Financial institutions already manage risk, and they should focus on those risks that are material to their investors. Diversions into partisan fields such as climate risk are a distraction, and to the extent that climate risk matters, it will already be included by banks in their risk calculations. To the extent that it doesn’t matter for banks’ risk calculations, these requirements lead to distortions in important price signals.
Additionally, unnecessary requirements also lead to unintended consequences such as more expensive or reduced lending due to the added regulatory compliance costs. Not only were firms expected to engage in long-term scenario analysis that stretched far past typical scenario time horizons, but there is also no clarity for the future path of climate-related policy. Vague statements in the principles meant that financial institutions faced unclear expectations and the risk of ever-tightening regulation.

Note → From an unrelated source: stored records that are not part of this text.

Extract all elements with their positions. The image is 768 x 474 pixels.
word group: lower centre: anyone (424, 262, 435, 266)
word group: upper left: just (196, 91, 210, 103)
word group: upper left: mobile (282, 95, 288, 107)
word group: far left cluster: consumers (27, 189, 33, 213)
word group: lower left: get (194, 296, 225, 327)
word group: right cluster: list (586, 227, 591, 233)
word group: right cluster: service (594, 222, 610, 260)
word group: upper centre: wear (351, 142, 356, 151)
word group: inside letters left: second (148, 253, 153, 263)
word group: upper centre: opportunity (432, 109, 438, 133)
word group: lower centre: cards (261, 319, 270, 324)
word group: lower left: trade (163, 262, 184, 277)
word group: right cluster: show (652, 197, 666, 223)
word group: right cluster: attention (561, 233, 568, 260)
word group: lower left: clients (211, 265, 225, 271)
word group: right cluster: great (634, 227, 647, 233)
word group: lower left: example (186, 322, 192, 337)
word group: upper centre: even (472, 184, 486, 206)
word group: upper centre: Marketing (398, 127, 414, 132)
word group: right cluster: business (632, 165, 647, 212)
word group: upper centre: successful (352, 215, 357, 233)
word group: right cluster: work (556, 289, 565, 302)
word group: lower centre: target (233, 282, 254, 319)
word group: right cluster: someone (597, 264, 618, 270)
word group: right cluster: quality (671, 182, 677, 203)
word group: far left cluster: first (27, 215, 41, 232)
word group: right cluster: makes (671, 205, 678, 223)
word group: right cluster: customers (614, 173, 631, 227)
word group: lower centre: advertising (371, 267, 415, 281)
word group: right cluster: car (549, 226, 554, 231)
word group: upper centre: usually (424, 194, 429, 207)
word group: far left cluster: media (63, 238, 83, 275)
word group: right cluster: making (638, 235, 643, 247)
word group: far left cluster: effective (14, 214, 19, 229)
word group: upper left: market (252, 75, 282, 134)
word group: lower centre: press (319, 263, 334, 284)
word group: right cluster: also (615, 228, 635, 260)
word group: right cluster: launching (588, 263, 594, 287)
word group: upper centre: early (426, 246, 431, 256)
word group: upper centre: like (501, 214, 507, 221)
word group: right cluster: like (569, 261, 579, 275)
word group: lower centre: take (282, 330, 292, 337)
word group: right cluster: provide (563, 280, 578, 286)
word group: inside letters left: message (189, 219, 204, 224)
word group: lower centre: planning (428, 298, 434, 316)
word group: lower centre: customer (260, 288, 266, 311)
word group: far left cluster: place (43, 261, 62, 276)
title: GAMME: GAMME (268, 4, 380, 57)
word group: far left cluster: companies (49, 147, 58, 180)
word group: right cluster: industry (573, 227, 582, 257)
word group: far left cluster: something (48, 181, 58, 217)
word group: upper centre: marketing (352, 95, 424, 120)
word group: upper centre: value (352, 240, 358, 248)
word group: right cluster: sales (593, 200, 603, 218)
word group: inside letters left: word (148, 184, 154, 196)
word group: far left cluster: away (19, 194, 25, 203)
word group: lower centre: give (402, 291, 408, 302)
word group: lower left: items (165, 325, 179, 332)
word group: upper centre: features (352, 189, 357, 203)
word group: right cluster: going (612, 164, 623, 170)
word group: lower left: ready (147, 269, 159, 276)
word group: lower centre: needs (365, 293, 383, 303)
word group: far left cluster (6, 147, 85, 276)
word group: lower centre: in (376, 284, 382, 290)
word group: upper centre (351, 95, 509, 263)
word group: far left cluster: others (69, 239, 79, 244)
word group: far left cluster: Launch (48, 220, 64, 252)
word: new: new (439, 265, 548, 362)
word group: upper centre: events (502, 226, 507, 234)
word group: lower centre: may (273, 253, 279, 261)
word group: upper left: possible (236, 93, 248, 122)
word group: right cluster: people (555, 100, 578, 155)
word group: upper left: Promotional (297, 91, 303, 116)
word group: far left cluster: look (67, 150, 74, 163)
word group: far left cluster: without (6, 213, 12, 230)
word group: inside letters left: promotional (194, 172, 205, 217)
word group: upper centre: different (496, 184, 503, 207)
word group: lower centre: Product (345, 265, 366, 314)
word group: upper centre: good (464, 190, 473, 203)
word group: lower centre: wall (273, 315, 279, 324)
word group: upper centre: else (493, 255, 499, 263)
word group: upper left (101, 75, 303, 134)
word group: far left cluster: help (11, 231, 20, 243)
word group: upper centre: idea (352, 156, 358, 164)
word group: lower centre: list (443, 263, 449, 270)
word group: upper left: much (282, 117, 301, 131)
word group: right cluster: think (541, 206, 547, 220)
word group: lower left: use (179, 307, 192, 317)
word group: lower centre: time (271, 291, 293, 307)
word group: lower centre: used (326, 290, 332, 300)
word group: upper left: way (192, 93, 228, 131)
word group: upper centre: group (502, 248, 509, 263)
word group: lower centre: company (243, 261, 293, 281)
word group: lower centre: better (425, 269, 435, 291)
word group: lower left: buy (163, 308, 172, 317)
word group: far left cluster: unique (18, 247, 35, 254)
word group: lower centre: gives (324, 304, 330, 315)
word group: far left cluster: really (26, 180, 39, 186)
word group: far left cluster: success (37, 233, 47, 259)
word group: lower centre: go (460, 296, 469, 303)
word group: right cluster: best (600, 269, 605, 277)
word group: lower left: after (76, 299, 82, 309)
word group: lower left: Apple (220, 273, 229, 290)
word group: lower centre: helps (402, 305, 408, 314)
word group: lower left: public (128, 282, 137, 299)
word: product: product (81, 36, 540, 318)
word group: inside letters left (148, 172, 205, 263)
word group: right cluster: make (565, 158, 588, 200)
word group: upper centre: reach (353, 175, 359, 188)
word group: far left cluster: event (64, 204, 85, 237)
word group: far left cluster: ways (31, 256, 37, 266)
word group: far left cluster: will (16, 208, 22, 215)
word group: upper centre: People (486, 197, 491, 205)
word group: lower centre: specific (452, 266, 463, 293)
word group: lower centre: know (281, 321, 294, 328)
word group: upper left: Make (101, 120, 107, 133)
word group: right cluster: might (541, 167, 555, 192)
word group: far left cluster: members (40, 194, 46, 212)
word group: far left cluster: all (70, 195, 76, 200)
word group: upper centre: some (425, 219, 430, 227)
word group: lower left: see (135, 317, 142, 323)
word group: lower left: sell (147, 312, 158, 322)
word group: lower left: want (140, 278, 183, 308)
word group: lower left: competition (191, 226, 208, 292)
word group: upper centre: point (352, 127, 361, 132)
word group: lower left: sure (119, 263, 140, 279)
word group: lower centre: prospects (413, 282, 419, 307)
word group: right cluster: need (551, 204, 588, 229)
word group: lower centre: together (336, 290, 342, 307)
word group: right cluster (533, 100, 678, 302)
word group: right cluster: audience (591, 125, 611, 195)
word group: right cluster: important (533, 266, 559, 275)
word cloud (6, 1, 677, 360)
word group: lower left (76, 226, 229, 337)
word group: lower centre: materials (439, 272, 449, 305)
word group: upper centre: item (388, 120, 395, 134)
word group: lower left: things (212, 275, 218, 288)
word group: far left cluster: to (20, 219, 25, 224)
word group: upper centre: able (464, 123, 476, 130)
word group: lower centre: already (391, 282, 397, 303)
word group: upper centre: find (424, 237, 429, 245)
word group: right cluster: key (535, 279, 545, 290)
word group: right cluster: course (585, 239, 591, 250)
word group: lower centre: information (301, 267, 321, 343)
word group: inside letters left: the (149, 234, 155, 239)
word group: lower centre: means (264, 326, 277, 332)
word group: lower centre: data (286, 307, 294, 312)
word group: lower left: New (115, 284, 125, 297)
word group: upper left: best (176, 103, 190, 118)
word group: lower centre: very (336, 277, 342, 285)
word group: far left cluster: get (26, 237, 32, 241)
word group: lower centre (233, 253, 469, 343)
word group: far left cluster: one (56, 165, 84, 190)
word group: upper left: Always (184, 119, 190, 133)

The principles would also focus on “transition risk,” which refers to the risk faced by a firm from a shift to a low-carbon economy. Banks were expected to consider carbon-intensive firms as risky, thus increasing lending costs for those companies. This is problematic because the focus on this risk tries to arbitrarily constrain carbon-intensive firms through financial regulation.
The rescission acknowledges these problems and is a great step in the right direction. Now, the Fed can continue to reduce its regulatory scope and focus entirely on its dual mandate. It should then implement rules-based monetary policy to constrain discretion and create a more stable and predictable monetary regime.